活動報告・レポート
2013年10月8日(火)
福祉環境委員会視察
和歌山県立医科大学地域医療支援センター
和歌山県立医科大学地域医療支援センター

福祉環境委員会の視察に参加します。初日は和歌山県立医科大学地域医療支援センターと北海道公立大学法人札幌医科大学の二箇所の調査を行いました。

和歌山県立医科大学は全国でトップ10を目標に掲げています。その中で地域医療支援センターは地域医療の核となる施設として重要です。現在建設工事が進められていて、平成26年3月に竣工し同年4月にオープンする予定となっています。

そして同大学の大きな役割は地域医療に従事する医師を養成することにあります。20名の県民医療枠を設置して卒業後和歌山県で医師として仕事をしてくれる学生を養成しようとしています。今年初めて卒業生を輩出し地域医療やへき地医療に尽くしてくれることを期待しているところです。

ところで県民医療枠で入学した生徒は、卒業後の9年間は和歌山県内で勤務することを義務付けられています。医師不足が問題になっている地域の病院に勤務することで地域医療に貢献してもらえることになります。現在県内で医師不足が問題になっている医療圏があり、県民枠の卒業生が将来に向けて増えることで、医師不足を解消する予定です。

ただ医師を一人前に養成するためには最低でも10年は必要だと伺いました。ようやく一人前になる頃に、和歌山県内での勤務する義務が外れてしまうと県外に行ってしまうことや開業するなどの可能性はあります。将来の課題となりますが、今は県内で勤務する意思のある医師を養成することが先決だと思います。

ところで医師に求められる資質は、医師としての技術と患者さんと向き合える人間的素養です。優れた医師は技術も去ることながら、患者さんと向き合い不安を取り除く言葉を持っています。不安を和らげる人間的資質も医師に必要な資質です。
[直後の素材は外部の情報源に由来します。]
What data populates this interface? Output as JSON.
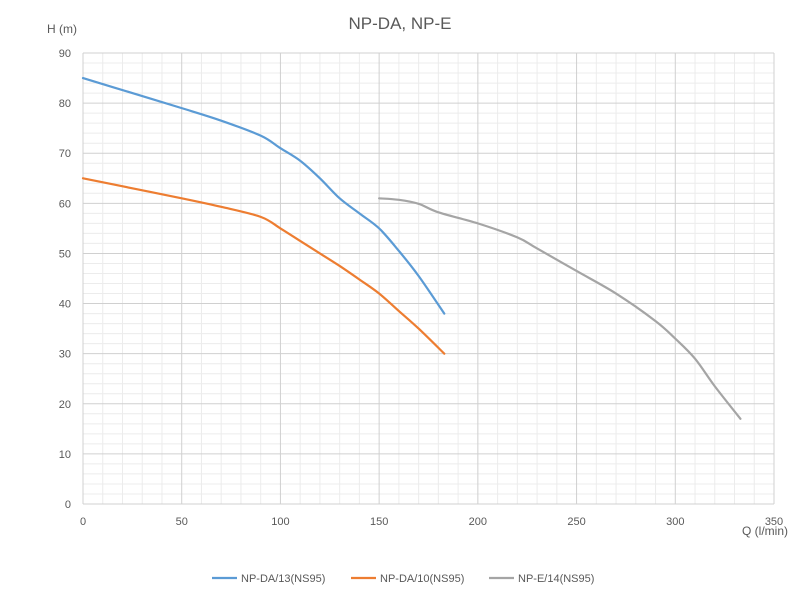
{
  "chart_data": {
    "type": "line",
    "title": "NP-DA, NP-E",
    "xlabel": "Q (l/min)",
    "ylabel": "H (m)",
    "xlim": [
      0,
      350
    ],
    "ylim": [
      0,
      90
    ],
    "x_ticks": [
      "0",
      "50",
      "100",
      "150",
      "200",
      "250",
      "300",
      "350"
    ],
    "y_ticks": [
      "0",
      "10",
      "20",
      "30",
      "40",
      "50",
      "60",
      "70",
      "80",
      "90"
    ],
    "grid": true,
    "legend_position": "bottom",
    "series": [
      {
        "name": "NP-DA/13(NS95)",
        "color": "#5B9BD5",
        "points": [
          [
            0,
            85
          ],
          [
            25,
            82
          ],
          [
            50,
            79
          ],
          [
            70,
            76.5
          ],
          [
            90,
            73.5
          ],
          [
            100,
            71
          ],
          [
            110,
            68.5
          ],
          [
            120,
            65
          ],
          [
            130,
            61
          ],
          [
            140,
            58
          ],
          [
            150,
            55
          ],
          [
            160,
            50.5
          ],
          [
            170,
            45.5
          ],
          [
            183,
            38
          ]
        ]
      },
      {
        "name": "NP-DA/10(NS95)",
        "color": "#ED7D31",
        "points": [
          [
            0,
            65
          ],
          [
            25,
            63
          ],
          [
            50,
            61
          ],
          [
            70,
            59.3
          ],
          [
            90,
            57.3
          ],
          [
            100,
            55
          ],
          [
            110,
            52.5
          ],
          [
            120,
            50
          ],
          [
            130,
            47.5
          ],
          [
            140,
            44.8
          ],
          [
            150,
            42
          ],
          [
            160,
            38.5
          ],
          [
            170,
            35
          ],
          [
            183,
            30
          ]
        ]
      },
      {
        "name": "NP-E/14(NS95)",
        "color": "#A5A5A5",
        "points": [
          [
            150,
            61
          ],
          [
            160,
            60.7
          ],
          [
            170,
            59.9
          ],
          [
            180,
            58.2
          ],
          [
            200,
            56
          ],
          [
            220,
            53.2
          ],
          [
            230,
            51
          ],
          [
            250,
            46.5
          ],
          [
            270,
            42
          ],
          [
            290,
            36.5
          ],
          [
            300,
            33
          ],
          [
            310,
            29
          ],
          [
            320,
            23.5
          ],
          [
            333,
            17
          ]
        ]
      }
    ]
  }
}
その医師としての技術ですが、外科の場合、執刀し始めて5分もあればどの程度の技術か判別できるそうです。そこから指導できるのですが、人間的素養は内面に関るものなので見極めは極めて難しいようです。両方を備えた医師を輩出することを目指している和歌山県立医科大学の取り組みに期待していますし、和歌山県立医科大学地域医療支援センターの完成を楽しみしています。

北海道公立大学法人札幌医科大学

和歌山市から北海道に飛びました。ここで北海道公立大学法人札幌医科大学を視察しました。ここでの調査は高度先進医療の取り組みと地域医療機関への医師の派遣についてです。驚いたのは高度先進医療の取り組みです。日本人の死亡原因の30パーセント強を占める脳卒中の患者さんの破壊された脳細胞を再生しようとする取り組みです。脳卒中の患者さんはどうしても後遺症が残る場合があります。同大学病院では患者さんに後遺症が残らないような治療を試みています。これまで12人の患者さんに高度先進医療を施した結果、12人とも身体の機能が回復し、職場復帰した人もいます。治療前と治療後の様子をビデオで見せてもらいましたが、信じられない回復をしています。手が動かなかったのに数週間で回復している事例や、手の指が動かなかったのに動くようになった事例などを拝見しました。

治療方法は自分の骨髄液を採取し数週間培養します。その培養した血液を再び静脈から身体に輸血します。たったそれだけで治療は一度限りです。その治療を施した翌日から身体が回復に向かうので信じられないのですが、回復していることは真実です。

この治療方法は国の認可を求めているところですが、認められると健康保険適用となり普及することも考えられます。脳卒中になっても身体機能が回復して日常生活や職場復帰が果せるのであれば、早期に認めて欲しいと思うばかりです。

未来の脳卒中の治療が確立されていくかも知れない現状を聞かせてもらいしました。本当に素晴らしい成果をいだきました。

ところで札幌オリンピックのテーマ曲であった「虹と雪のバラード」を作詞したのは北海道公立大学法人札幌医科大学の医師だったそうです。大学内にはその歌碑が設置されていることを知りました。残念ながら歌碑を見ることはできませんでしたが、医師があの名曲を作詞したことを知り感動しました。